One of the things I find striking about texts from the early history of Reform Judaism is how relevant they remain. In class this week, the issue of the reformers' motivations was raised several times. Did they just want to assimilate? Did they push reform for political reasons?
These somewhat cynical motivations certainly played a role. But I am convinced that the birth of Reform Judaism was motivated primarily by true religious commitment. Personally, I believe our founders were authentic in their belief that Judaism can and must change in keeping with the course of human history.

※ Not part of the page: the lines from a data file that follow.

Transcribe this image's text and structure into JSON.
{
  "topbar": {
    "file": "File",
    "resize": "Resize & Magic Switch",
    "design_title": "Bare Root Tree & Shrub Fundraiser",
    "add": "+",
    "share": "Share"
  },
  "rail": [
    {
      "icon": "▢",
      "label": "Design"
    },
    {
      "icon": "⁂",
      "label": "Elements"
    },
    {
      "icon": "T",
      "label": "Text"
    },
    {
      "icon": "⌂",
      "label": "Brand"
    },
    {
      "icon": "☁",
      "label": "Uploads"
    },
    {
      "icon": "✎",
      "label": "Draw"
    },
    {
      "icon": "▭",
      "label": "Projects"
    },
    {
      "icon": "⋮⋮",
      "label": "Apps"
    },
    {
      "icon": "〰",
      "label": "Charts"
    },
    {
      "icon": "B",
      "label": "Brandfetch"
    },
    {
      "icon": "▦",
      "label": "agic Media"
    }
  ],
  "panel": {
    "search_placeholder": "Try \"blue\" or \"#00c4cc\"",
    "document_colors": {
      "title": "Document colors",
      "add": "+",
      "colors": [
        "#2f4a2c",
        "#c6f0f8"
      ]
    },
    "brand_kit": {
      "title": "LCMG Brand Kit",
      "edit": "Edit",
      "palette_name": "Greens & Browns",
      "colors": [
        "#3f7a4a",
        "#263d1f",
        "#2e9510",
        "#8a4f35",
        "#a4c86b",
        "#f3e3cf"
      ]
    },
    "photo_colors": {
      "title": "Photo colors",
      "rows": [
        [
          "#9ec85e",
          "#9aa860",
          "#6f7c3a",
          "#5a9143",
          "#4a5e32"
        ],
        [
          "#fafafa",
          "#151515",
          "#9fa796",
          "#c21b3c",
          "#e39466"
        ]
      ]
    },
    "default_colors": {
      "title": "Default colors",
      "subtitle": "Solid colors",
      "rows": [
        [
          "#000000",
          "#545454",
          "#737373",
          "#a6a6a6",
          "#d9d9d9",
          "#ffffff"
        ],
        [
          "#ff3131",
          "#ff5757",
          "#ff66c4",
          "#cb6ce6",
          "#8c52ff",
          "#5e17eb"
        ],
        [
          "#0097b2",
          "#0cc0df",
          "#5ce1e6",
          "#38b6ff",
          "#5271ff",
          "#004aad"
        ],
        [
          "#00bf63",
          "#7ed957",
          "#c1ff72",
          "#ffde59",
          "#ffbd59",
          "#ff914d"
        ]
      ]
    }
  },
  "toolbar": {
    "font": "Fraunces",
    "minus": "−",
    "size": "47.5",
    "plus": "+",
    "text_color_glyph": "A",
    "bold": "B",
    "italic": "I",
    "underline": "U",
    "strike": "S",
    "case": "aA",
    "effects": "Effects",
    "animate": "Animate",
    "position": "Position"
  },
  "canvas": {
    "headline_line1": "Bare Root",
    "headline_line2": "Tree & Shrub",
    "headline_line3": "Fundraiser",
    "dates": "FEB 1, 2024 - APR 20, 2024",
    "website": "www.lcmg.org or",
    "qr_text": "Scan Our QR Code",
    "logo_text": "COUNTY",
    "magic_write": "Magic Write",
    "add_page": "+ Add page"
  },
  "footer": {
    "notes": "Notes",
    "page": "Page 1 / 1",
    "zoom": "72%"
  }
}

Their struggle for a meaningful Jewish experience in the modern context remains our struggle today. In his opening address to the Breslau Rabbinical Conference in 1846, Abraham Geiger described it this way:
The conditions are difficult, and confusion in religious affairs appears to be on the increase; despite this you are in this conference again making the courageous attempt to place the pure eternal content of Judaism in a form suited to the present and thus to breathe into it a new and powerful spirit. You wish to convince, to lead to the truth, not to forge bonds and fetters; you know full well that you do not appear here as guardians of consciences, that you have no sovereign power over the inalienable religious freedom of congregations and individuals; nay, you would repudiate such power were it to be offered you, for true religion can prosper and grow only in the atmosphere of freedom of conviction. (quoted in David Philipson, The Reform Movement in Judaism)
There are countless similar examples, romantic invocations of the spiritual and intellectual project of Reform Judaism. Perhaps they are better suited to their romantic era—but I can't help but feel that studying, reading, and hearing our ideological predecessors would give us a great sense of purpose, pride, and identity as Reform Jews.